The next premise is that all the differences between X and Y are irrelevant to whether the credence function shared by X and Y is epistemically rational. More precisely:
Premise 2. If X is epistemically rational, then so is Y.
The basic idea is that whether someone's beliefs are epistemically rational does not depend on her goals or desires. If we want to know whether it is epistemically rational (as opposed to practically useful) for an agent to have such-and-such beliefs, we don't need to know anything about her goals or desires.
I've also assumed that Y is an expected utility maximizer, which X may not be. But again, arguably the epistemic rationality of someone's beliefs would not be undermined by finding that they are an expected utility maximizer.
Finally, Premise 2 implies that it does not affect the epistemic rationality of an agent's beliefs if they are about to be offered a series of bets. (That's the final difference between X and Y.)
Premise 2 looks fairly good to me.
Now the Dutch Book theorem tells us that there are certain transactions that Y is prepared to make that would amount to a guaranteed loss. Let's stipulate that Y is made the relevant offers and thus really does make a sure loss.

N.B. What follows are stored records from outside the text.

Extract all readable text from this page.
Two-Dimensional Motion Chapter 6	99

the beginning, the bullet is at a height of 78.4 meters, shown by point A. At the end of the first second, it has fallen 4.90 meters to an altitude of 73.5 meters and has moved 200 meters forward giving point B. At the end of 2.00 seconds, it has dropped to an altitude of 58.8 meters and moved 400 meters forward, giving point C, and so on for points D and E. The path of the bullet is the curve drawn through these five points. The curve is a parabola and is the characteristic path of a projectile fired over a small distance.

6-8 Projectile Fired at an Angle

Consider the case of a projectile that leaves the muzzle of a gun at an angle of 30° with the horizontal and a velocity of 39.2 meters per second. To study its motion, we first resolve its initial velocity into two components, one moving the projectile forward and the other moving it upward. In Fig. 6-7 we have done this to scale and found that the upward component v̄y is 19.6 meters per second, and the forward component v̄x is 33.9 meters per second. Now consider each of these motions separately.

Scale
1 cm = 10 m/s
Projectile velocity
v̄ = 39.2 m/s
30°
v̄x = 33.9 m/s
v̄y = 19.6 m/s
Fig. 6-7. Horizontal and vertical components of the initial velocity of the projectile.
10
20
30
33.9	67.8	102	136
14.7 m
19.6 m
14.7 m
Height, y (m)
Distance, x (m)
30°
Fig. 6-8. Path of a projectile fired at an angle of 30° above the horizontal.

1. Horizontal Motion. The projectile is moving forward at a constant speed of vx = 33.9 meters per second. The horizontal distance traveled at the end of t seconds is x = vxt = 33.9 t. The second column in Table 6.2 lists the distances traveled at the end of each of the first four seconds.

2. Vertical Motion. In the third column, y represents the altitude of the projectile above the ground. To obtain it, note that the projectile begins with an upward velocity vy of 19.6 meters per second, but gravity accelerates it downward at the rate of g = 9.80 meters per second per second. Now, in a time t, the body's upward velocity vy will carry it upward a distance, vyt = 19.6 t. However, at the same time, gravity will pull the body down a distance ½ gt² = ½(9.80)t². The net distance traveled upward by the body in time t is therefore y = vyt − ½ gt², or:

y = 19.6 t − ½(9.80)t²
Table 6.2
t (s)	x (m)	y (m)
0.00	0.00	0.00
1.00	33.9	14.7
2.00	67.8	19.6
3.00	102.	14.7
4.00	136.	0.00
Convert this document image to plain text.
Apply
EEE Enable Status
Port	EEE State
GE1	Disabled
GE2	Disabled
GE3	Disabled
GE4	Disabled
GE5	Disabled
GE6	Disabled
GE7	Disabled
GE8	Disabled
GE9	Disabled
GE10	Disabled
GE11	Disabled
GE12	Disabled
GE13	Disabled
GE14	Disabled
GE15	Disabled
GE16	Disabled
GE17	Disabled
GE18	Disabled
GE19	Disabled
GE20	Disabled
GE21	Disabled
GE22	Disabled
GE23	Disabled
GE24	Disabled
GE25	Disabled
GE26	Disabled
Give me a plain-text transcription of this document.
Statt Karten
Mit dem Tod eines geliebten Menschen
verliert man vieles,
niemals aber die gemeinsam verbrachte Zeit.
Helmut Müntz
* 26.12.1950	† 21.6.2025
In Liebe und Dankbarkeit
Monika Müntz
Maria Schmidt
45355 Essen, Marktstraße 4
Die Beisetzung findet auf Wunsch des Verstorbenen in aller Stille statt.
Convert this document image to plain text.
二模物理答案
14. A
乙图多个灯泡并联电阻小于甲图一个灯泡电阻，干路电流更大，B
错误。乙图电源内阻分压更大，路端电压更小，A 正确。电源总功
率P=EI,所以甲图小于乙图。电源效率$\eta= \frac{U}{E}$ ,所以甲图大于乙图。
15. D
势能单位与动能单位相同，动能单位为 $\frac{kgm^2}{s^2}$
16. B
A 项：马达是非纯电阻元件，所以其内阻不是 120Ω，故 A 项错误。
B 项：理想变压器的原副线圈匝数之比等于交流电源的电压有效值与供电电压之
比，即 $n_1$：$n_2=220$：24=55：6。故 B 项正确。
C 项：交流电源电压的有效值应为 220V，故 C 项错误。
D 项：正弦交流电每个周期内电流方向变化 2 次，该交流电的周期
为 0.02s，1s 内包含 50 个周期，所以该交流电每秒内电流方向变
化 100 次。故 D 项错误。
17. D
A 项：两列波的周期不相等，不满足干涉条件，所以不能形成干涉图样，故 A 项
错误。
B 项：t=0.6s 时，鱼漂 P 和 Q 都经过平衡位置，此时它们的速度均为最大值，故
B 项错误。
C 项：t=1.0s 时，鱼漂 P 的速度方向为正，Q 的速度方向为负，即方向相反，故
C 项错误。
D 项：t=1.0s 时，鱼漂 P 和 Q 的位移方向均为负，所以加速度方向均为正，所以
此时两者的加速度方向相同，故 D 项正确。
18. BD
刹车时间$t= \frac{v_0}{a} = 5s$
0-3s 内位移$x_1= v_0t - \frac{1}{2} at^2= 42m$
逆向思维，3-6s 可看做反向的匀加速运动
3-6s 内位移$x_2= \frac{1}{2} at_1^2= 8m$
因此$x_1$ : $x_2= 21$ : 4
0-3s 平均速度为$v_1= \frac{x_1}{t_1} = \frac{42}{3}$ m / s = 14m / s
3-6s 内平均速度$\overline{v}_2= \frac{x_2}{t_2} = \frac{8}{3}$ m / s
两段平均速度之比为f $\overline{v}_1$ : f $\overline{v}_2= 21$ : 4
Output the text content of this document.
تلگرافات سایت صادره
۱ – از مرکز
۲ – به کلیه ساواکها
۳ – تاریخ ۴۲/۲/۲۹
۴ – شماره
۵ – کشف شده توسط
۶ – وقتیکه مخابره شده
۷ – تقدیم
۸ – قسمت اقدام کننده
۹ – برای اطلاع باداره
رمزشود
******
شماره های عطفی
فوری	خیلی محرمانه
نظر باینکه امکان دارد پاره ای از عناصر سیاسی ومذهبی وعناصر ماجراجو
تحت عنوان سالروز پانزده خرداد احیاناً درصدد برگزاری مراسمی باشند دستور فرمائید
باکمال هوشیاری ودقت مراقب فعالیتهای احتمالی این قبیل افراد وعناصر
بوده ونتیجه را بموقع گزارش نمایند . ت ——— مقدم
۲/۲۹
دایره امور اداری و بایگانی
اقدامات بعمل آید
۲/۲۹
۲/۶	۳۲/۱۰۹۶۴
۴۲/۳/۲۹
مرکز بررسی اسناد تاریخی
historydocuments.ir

The next premise states that something has then gone wrong.
Premise 3. It is irrational of Y to make choices that together amount to a sure loss (a loss she could have avoided by making different choices).
Here the guiding idea is that it is irrational for an agent whose sole aim is to maximize monetary profit to knowingly and avoidably enter transactions that are logically guaranteed to cost her money.
Premise 3 relies on the Converse Dutch Book Theorem: that probabilistically coherent agents cannot be Dutch Booked.
I'm not entirely happy with Premise 3. The problem is that, by assumption, Y does not care about her net wealth. When offered a series of choices, she only cares about the net outcome of the present choice. It would be nicer if we could stipulate that Y cares about the net payoff of all the choices she's about to make. This would make Premise 3 quite compelling, I think. But then we'd need to explain why Y accepts the individual deals that together constitute a Dutch Book. (Skyrms offers such an explanation in his 1993 paper on conditionalization, but the argument sadly doesn't generalize to the case of finite additivity.)
The rest of the argument is simple.
Premise 4. If an agent makes irrational choices, then either she is epistemically irrational or her desires are irrational or her acts don't maximize expected utility.
Premise 5. Y's desires are not irrational.
Y's myopic desires are admittedly weird, but on a suitably weak notion of rationality, I think they should pass. Since Y maximizes expected utility, we can conclude that Y's credences are irrational. Intuitively, Y misjudges the profitability of the relevant bets.
So Y is epistemically irrational. By Premise 2, it follows that X is epistemically irrational. QED.